Mechanism of Occurrence
Fractures around the shoulder, shoulder dislocation, general traumas, rotator cuff tear and prolonged immobility of the shoulder due to various reasons are the most common causes of "frozen shoulder". But apart from these, it can also develop for very different reasons. When examined at the cellular level, it is the thickening and hardening of the capsule surrounding the shoulder joint and the surrounding tissues losing their elasticity. Due to the decrease in mobility, hardening progresses over time and the shoulder joint becomes unable to move. It may also begin following simple injuries. This situation is not related to joint cartilage degeneration, but it can be seen more frequently in patients with diseases such as diabetes and hypothyroidism. Therefore, such diseases should be investigated in patients with frozen shoulder.

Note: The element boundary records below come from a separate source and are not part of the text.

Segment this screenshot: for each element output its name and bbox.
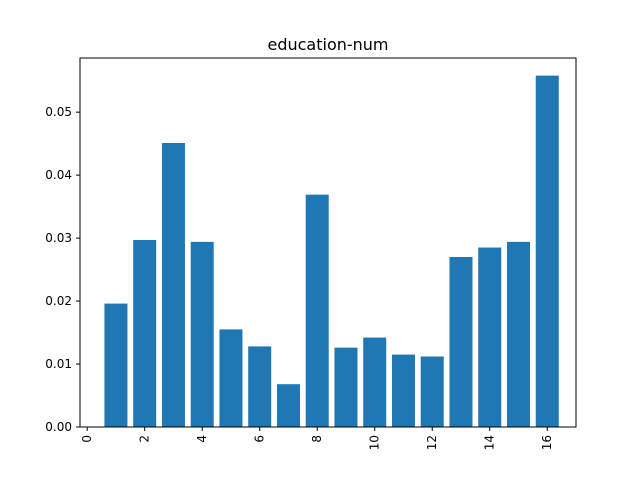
bar-7 <box>276 384 300 427</box>
x-tick-label: 12 <box>425 435 439 450</box>
x-tick-label: 0 <box>80 435 94 443</box>
x-tick-label: 2 <box>138 435 152 443</box>
bars-group <box>104 75 559 427</box>
bar-4 <box>190 241 214 427</box>
bar-8 <box>305 194 329 427</box>
bar-12 <box>420 356 444 427</box>
bar-14 <box>478 247 502 427</box>
x-tick-label: 16 <box>540 435 554 450</box>
bar-15 <box>506 241 530 427</box>
y-tick-label: 0.03 <box>45 231 72 245</box>
bar-11 <box>391 354 415 427</box>
bar-9 <box>334 347 358 427</box>
bar-6 <box>248 346 272 427</box>
y-axis: 0.00 0.01 0.02 0.03 0.04 0.05 <box>45 105 80 434</box>
x-tick-label: 6 <box>253 435 267 443</box>
x-tick-label: 8 <box>310 435 324 443</box>
bar-10 <box>363 337 387 427</box>
bar-16 <box>535 75 559 427</box>
y-tick-label: 0.01 <box>45 357 72 371</box>
x-axis: 0 2 4 6 8 10 12 14 16 <box>80 427 554 450</box>
y-tick-label: 0.05 <box>45 105 72 119</box>
bar-2 <box>133 239 157 427</box>
x-tick-label: 4 <box>195 435 209 443</box>
bar-1 <box>104 303 128 427</box>
chart-title: education-num <box>267 35 388 54</box>
y-tick-label: 0.02 <box>45 294 72 308</box>
x-tick-label: 10 <box>368 435 382 450</box>
y-tick-label: 0.00 <box>45 420 72 434</box>
bar-5 <box>219 329 243 427</box>
bar-3 <box>161 143 185 427</box>
bar-13 <box>449 256 473 427</box>
y-tick-label: 0.04 <box>45 168 72 182</box>
x-tick-label: 14 <box>483 435 497 450</box>
plot-frame <box>79 57 577 428</box>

The disease consists of 3 periods. The first period is the beginning period, there is pain and slight limitation in movements. Movement limitation gradually increases. The pain is especially severe at night.
This period lasts 2 to 9 months. In the second period, the pain decreased relatively, although the movement was limited, they did not have much complaints. Patients who need to use their shoulders due to their daily life or profession have functional complaints. This period continues for 4 to 9 months. In the third period, there is a gradual improvement.
This period varies between 12 and 24 months. It is more common in women. (70% of women) It is more common in women between the ages of 40 and 65. X-ray findings are usually normal.
Treatment varies according to the period of the disease. The disease tends to recover spontaneously over time, treatment aims to shorten this process.
The aim of treatment is to relieve pain, reduce inflammation and increase movement. Physical therapy is particularly useful in regaining shoulder movements. If the disease does not improve despite long treatments, arthroscopic release surgery is recommended.